Figure 4.. A Strategy to Enhance the Inhibitory Effects of RAD52 on SSBR and Sensitize Cells to DNA-Damaging Agents

(A and B) Description of key RAD52 mutants (R55A and Y104D) tested in this study. Y104 is conserved across variant species. Y104F (abolished Abelson tyrosine kinase (c-ABL) phosphorylation) was used as a control for Y104D. (C) Expression of FLAG-tagged WT or mutant mouse Rad52 in Rad52-deficient MEFs was measured using western blotting. (D) Sensitivity of vector, WT, or mutant Rad52-expressing cells to CPT (40 nM). Data are mean ± SEM from three independent experiments. **p < 0.01. (E) Left: images of XRCC1/LIG3α foci in R55A or Y104 mutant Rasd52-expressing Rad52-deficient MEFs on slides treated with or without CPT (20 nM) for 5 min and then fixed for PLA (scale bar represents 5 μM).

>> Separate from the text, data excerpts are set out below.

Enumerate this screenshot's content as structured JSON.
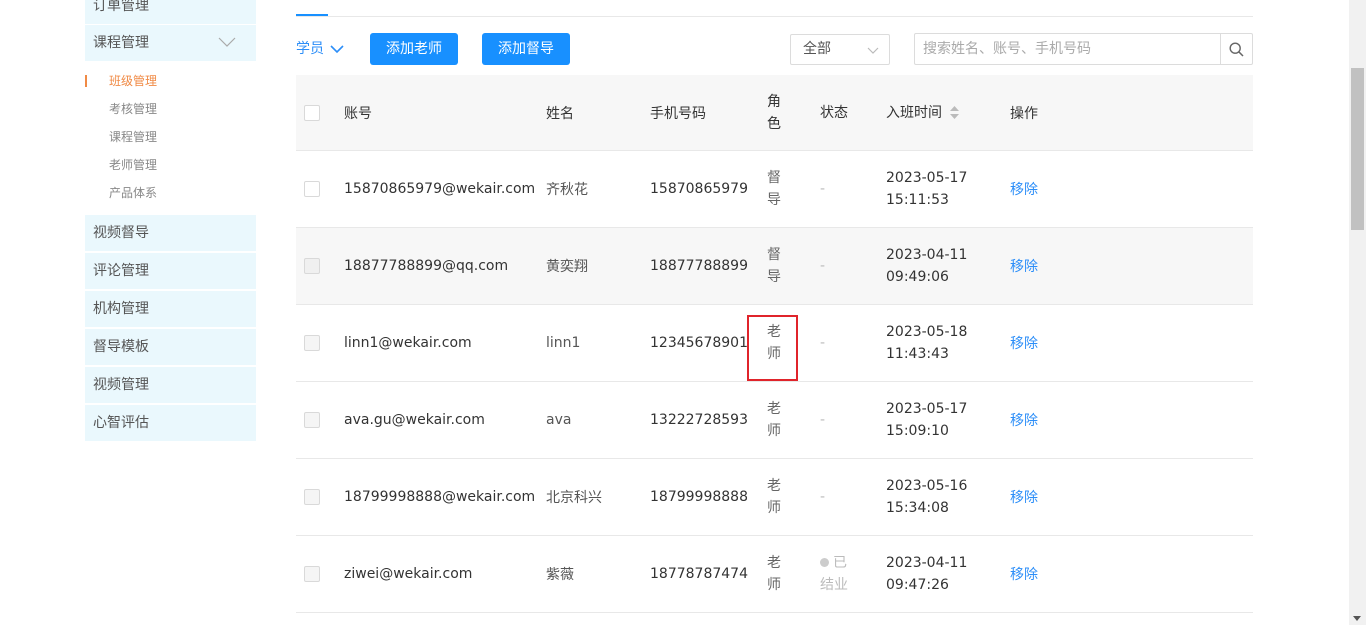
{
  "sidebar": {
    "partial_item": "订单管理",
    "course_management": "课程管理",
    "sub_items": [
      {
        "label": "班级管理",
        "active": true
      },
      {
        "label": "考核管理",
        "active": false
      },
      {
        "label": "课程管理",
        "active": false
      },
      {
        "label": "老师管理",
        "active": false
      },
      {
        "label": "产品体系",
        "active": false
      }
    ],
    "items": [
      "视频督导",
      "评论管理",
      "机构管理",
      "督导模板",
      "视频管理",
      "心智评估"
    ]
  },
  "toolbar": {
    "role_filter": "学员",
    "add_teacher": "添加老师",
    "add_supervisor": "添加督导",
    "select_value": "全部",
    "search_placeholder": "搜索姓名、账号、手机号码"
  },
  "table": {
    "headers": {
      "account": "账号",
      "name": "姓名",
      "phone": "手机号码",
      "role_line1": "角",
      "role_line2": "色",
      "status": "状态",
      "join_time": "入班时间",
      "action": "操作"
    },
    "rows": [
      {
        "account": "15870865979@wekair.com",
        "name": "齐秋花",
        "phone": "15870865979",
        "role1": "督",
        "role2": "导",
        "status1": "-",
        "status2": "",
        "date": "2023-05-17",
        "time": "15:11:53",
        "action": "移除"
      },
      {
        "account": "18877788899@qq.com",
        "name": "黄奕翔",
        "phone": "18877788899",
        "role1": "督",
        "role2": "导",
        "status1": "-",
        "status2": "",
        "date": "2023-04-11",
        "time": "09:49:06",
        "action": "移除"
      },
      {
        "account": "linn1@wekair.com",
        "name": "linn1",
        "phone": "12345678901",
        "role1": "老",
        "role2": "师",
        "status1": "-",
        "status2": "",
        "date": "2023-05-18",
        "time": "11:43:43",
        "action": "移除"
      },
      {
        "account": "ava.gu@wekair.com",
        "name": "ava",
        "phone": "13222728593",
        "role1": "老",
        "role2": "师",
        "status1": "-",
        "status2": "",
        "date": "2023-05-17",
        "time": "15:09:10",
        "action": "移除"
      },
      {
        "account": "18799998888@wekair.com",
        "name": "北京科兴",
        "phone": "18799998888",
        "role1": "老",
        "role2": "师",
        "status1": "-",
        "status2": "",
        "date": "2023-05-16",
        "time": "15:34:08",
        "action": "移除"
      },
      {
        "account": "ziwei@wekair.com",
        "name": "紫薇",
        "phone": "18778787474",
        "role1": "老",
        "role2": "师",
        "status1": "已",
        "status2": "结业",
        "date": "2023-04-11",
        "time": "09:47:26",
        "action": "移除"
      }
    ]
  },
  "colors": {
    "primary": "#1890ff",
    "link": "#2c8ef8",
    "active_sub": "#f08a45",
    "highlight": "#e0242b",
    "sidebar_bg": "#eaf8fd"
  }
}
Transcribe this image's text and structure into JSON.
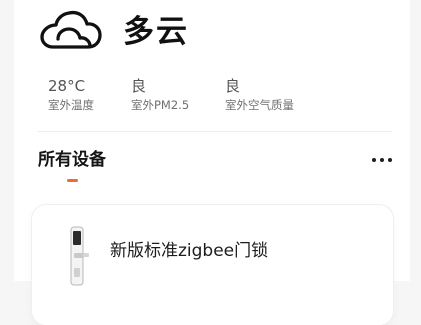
{
  "weather": {
    "icon": "cloud-icon",
    "condition": "多云"
  },
  "stats": [
    {
      "value": "28°C",
      "label": "室外温度"
    },
    {
      "value": "良",
      "label": "室外PM2.5"
    },
    {
      "value": "良",
      "label": "室外空气质量"
    }
  ],
  "devices_section": {
    "title": "所有设备",
    "more_icon": "more-dots-icon",
    "accent_color": "#f06b2f"
  },
  "devices": [
    {
      "name": "新版标准zigbee门锁",
      "icon": "door-lock-icon"
    }
  ]
}
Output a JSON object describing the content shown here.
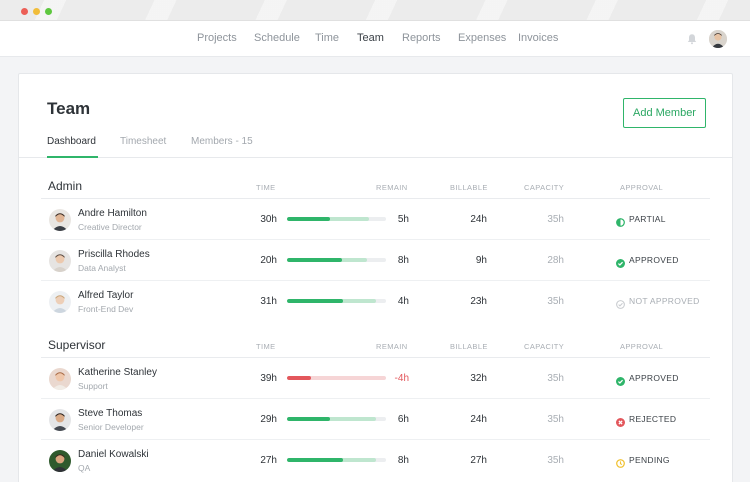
{
  "window": {
    "controls": [
      "close",
      "minimize",
      "maximize"
    ]
  },
  "nav": {
    "items": [
      {
        "label": "Projects",
        "active": false
      },
      {
        "label": "Schedule",
        "active": false
      },
      {
        "label": "Time",
        "active": false
      },
      {
        "label": "Team",
        "active": true
      },
      {
        "label": "Reports",
        "active": false
      },
      {
        "label": "Expenses",
        "active": false
      },
      {
        "label": "Invoices",
        "active": false
      }
    ],
    "icons": [
      "bell-icon",
      "user-avatar"
    ]
  },
  "page": {
    "title": "Team",
    "add_button": "Add Member",
    "tabs": [
      {
        "label": "Dashboard",
        "active": true
      },
      {
        "label": "Timesheet",
        "active": false
      },
      {
        "label": "Members - 15",
        "active": false
      }
    ]
  },
  "columns": {
    "time": "TIME",
    "remain": "REMAIN",
    "billable": "BILLABLE",
    "capacity": "CAPACITY",
    "approval": "APPROVAL"
  },
  "colors": {
    "accent": "#2fb56a",
    "accent_light": "#bfe6cf",
    "negative": "#e3575c",
    "negative_light": "#f6d5d6",
    "pending": "#f1c232",
    "muted": "#c9ccd0"
  },
  "groups": [
    {
      "name": "Admin",
      "members": [
        {
          "name": "Andre Hamilton",
          "role": "Creative Director",
          "time": "30h",
          "remain": "5h",
          "billable": "24h",
          "capacity": "35h",
          "approval": "PARTIAL",
          "status": "partial",
          "used_ratio": 0.43,
          "capacity_ratio": 0.83
        },
        {
          "name": "Priscilla Rhodes",
          "role": "Data Analyst",
          "time": "20h",
          "remain": "8h",
          "billable": "9h",
          "capacity": "28h",
          "approval": "APPROVED",
          "status": "approved",
          "used_ratio": 0.56,
          "capacity_ratio": 0.81
        },
        {
          "name": "Alfred Taylor",
          "role": "Front-End Dev",
          "time": "31h",
          "remain": "4h",
          "billable": "23h",
          "capacity": "35h",
          "approval": "NOT APPROVED",
          "status": "not-approved",
          "used_ratio": 0.57,
          "capacity_ratio": 0.9
        }
      ]
    },
    {
      "name": "Supervisor",
      "members": [
        {
          "name": "Katherine Stanley",
          "role": "Support",
          "time": "39h",
          "remain": "-4h",
          "billable": "32h",
          "capacity": "35h",
          "approval": "APPROVED",
          "status": "approved",
          "used_ratio": 0.24,
          "capacity_ratio": 1.0,
          "over": true
        },
        {
          "name": "Steve Thomas",
          "role": "Senior Developer",
          "time": "29h",
          "remain": "6h",
          "billable": "24h",
          "capacity": "35h",
          "approval": "REJECTED",
          "status": "rejected",
          "used_ratio": 0.43,
          "capacity_ratio": 0.9
        },
        {
          "name": "Daniel Kowalski",
          "role": "QA",
          "time": "27h",
          "remain": "8h",
          "billable": "27h",
          "capacity": "35h",
          "approval": "PENDING",
          "status": "pending",
          "used_ratio": 0.57,
          "capacity_ratio": 0.9
        }
      ]
    }
  ]
}
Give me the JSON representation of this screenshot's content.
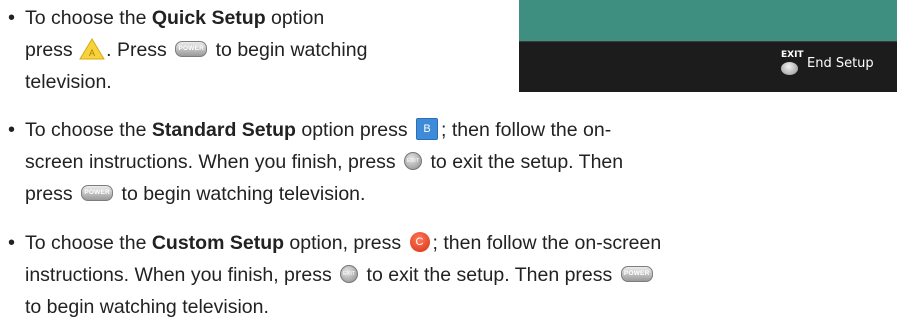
{
  "items": [
    {
      "line1_pre": "To choose the ",
      "bold": "Quick Setup",
      "line1_post": " option",
      "line2_pre": "press ",
      "icon_a": "A",
      "line2_mid": ". Press ",
      "icon_power": "POWER",
      "line2_post": " to begin watching",
      "line3": "television."
    },
    {
      "line1_pre": "To choose the ",
      "bold": "Standard Setup",
      "line1_mid": " option press ",
      "icon_b": "B",
      "line1_post": "; then follow the on-",
      "line2_pre": "screen instructions. When you finish, press ",
      "icon_exit": "EXIT",
      "line2_post": " to exit the setup. Then",
      "line3_pre": "press ",
      "icon_power": "POWER",
      "line3_post": " to begin watching television."
    },
    {
      "line1_pre": "To choose the ",
      "bold": "Custom Setup",
      "line1_mid": " option, press ",
      "icon_c": "C",
      "line1_post": "; then follow the on-screen",
      "line2_pre": "instructions. When you finish, press ",
      "icon_exit": "EXIT",
      "line2_mid": " to exit the setup. Then press ",
      "icon_power": "POWER",
      "line3": "to begin watching television."
    }
  ],
  "tv": {
    "exit_label": "EXIT",
    "end_setup_label": "End Setup"
  },
  "colors": {
    "tv_teal": "#3f8f80",
    "tv_dark": "#1c1c1c",
    "b_blue": "#3d8bd9",
    "c_red": "#d62e12",
    "a_yellow": "#f6d33c"
  }
}
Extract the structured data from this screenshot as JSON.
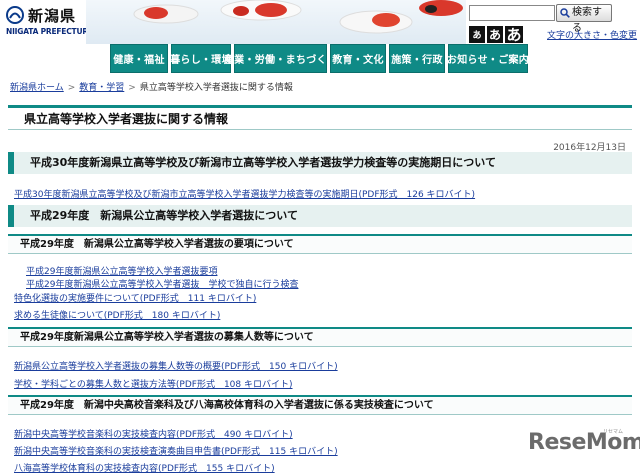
{
  "header": {
    "logo_text": "新潟県",
    "logo_sub": "NIIGATA PREFECTURE",
    "search_button": "検索する",
    "font_size_labels": [
      "あ",
      "あ",
      "あ"
    ],
    "font_color_link": "文字の大きさ・色変更"
  },
  "nav": {
    "items": [
      {
        "label": "健康・福祉"
      },
      {
        "label": "暮らし・環境"
      },
      {
        "label": "産業・労働・まちづくり"
      },
      {
        "label": "教育・文化"
      },
      {
        "label": "施策・行政"
      },
      {
        "label": "お知らせ・ご案内"
      }
    ]
  },
  "breadcrumb": {
    "home": "新潟県ホーム",
    "section": "教育・学習",
    "current": "県立高等学校入学者選抜に関する情報"
  },
  "page": {
    "title": "県立高等学校入学者選抜に関する情報",
    "date": "2016年12月13日"
  },
  "sections": {
    "s1_heading": "平成30年度新潟県立高等学校及び新潟市立高等学校入学者選抜学力検査等の実施期日について",
    "s1_link": "平成30年度新潟県立高等学校及び新潟市立高等学校入学者選抜学力検査等の実施期日(PDF形式　126 キロバイト)",
    "s2_heading": "平成29年度　新潟県公立高等学校入学者選抜について",
    "s3_heading": "平成29年度　新潟県公立高等学校入学者選抜の要項について",
    "s3_link1": "平成29年度新潟県公立高等学校入学者選抜要項",
    "s3_link2": "平成29年度新潟県公立高等学校入学者選抜　学校で独自に行う検査",
    "s3_link3": "特色化選抜の実施要件について(PDF形式　111 キロバイト)",
    "s3_link4": "求める生徒像について(PDF形式　180 キロバイト)",
    "s4_heading": "平成29年度新潟県公立高等学校入学者選抜の募集人数等について",
    "s4_link1": "新潟県公立高等学校入学者選抜の募集人数等の概要(PDF形式　150 キロバイト)",
    "s4_link2": "学校・学科ごとの募集人数と選抜方法等(PDF形式　108 キロバイト)",
    "s5_heading": "平成29年度　新潟中央高校音楽科及び八海高校体育科の入学者選抜に係る実技検査について",
    "s5_link1": "新潟中央高等学校音楽科の実技検査内容(PDF形式　490 キロバイト)",
    "s5_link2": "新潟中央高等学校音楽科の実技検査演奏曲目申告書(PDF形式　115 キロバイト)",
    "s5_link3": "八海高等学校体育科の実技検査内容(PDF形式　155 キロバイト)"
  },
  "watermark": {
    "text": "ReseMom",
    "sub": "リセマム"
  },
  "colors": {
    "accent": "#0f8a86",
    "link": "#1a3d9c",
    "heading_bg": "#e6f1f0"
  }
}
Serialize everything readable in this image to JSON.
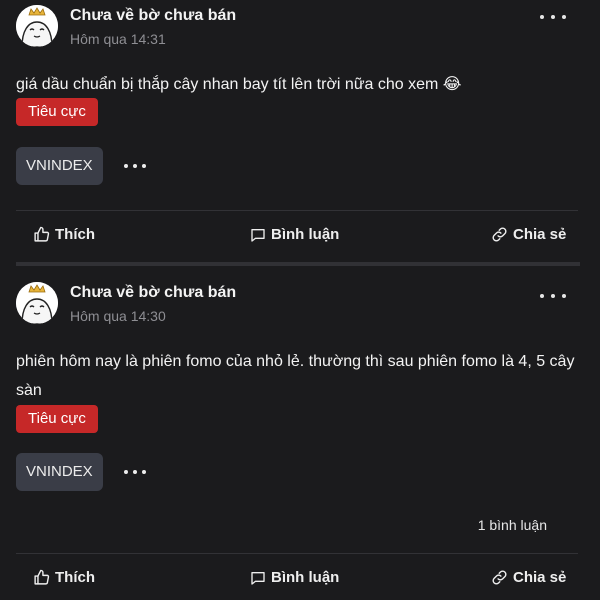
{
  "posts": [
    {
      "author": "Chưa về bờ chưa bán",
      "time": "Hôm qua 14:31",
      "content": "giá dầu chuẩn bị thắp cây nhan bay tít lên trời nữa cho xem 😂",
      "sentiment": "Tiêu cực",
      "ticker": "VNINDEX",
      "comment_count": "",
      "actions": {
        "like": "Thích",
        "comment": "Bình luận",
        "share": "Chia sẻ"
      }
    },
    {
      "author": "Chưa về bờ chưa bán",
      "time": "Hôm qua 14:30",
      "content": "phiên hôm nay là phiên fomo của nhỏ lẻ. thường thì sau phiên fomo là 4, 5 cây sàn",
      "sentiment": "Tiêu cực",
      "ticker": "VNINDEX",
      "comment_count": "1 bình luận",
      "actions": {
        "like": "Thích",
        "comment": "Bình luận",
        "share": "Chia sẻ"
      }
    }
  ],
  "colors": {
    "background": "#1b1b1d",
    "negative_badge": "#c62828",
    "ticker_chip": "#3a3d47",
    "muted_text": "#8e8e93"
  },
  "icons": [
    "avatar-cartoon-crown",
    "more-horizontal-icon",
    "thumbs-up-icon",
    "chat-bubble-icon",
    "link-icon"
  ]
}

Right: the plots show the percentage of XRCC1/LIG3α foci in R55A or Y104 mutant Rad52-expressing Rad52-deficient MEFs with different numbers of foci/cell after CPT treatment from 5 to 6 randomly selected fields (n = 50 cells) in each group, quantified using ImageJ. (F) Sensitivity of MEFs expressing vector, WT, or mutant Rad52 (R55A or Y104D) to different DNA damage inducers: IR; MMS; or etoposide (Top II inhibitor). Data are mean ± SEM from three independent experiments. For IR- and MMS-treated cells, as compared to empty-vector-expressing cells, **p < 0.01 and ***p < 0.001; for etoposide-treated cells, as compared to WT Rad52-expressing cells, **p < 0.01. (G) Comparison of CPT-induced PARylation levels between WT and mutant Rad52-expressing (R55A or Y104D) HEK293T cells under the same conditions as described in Figure S7A.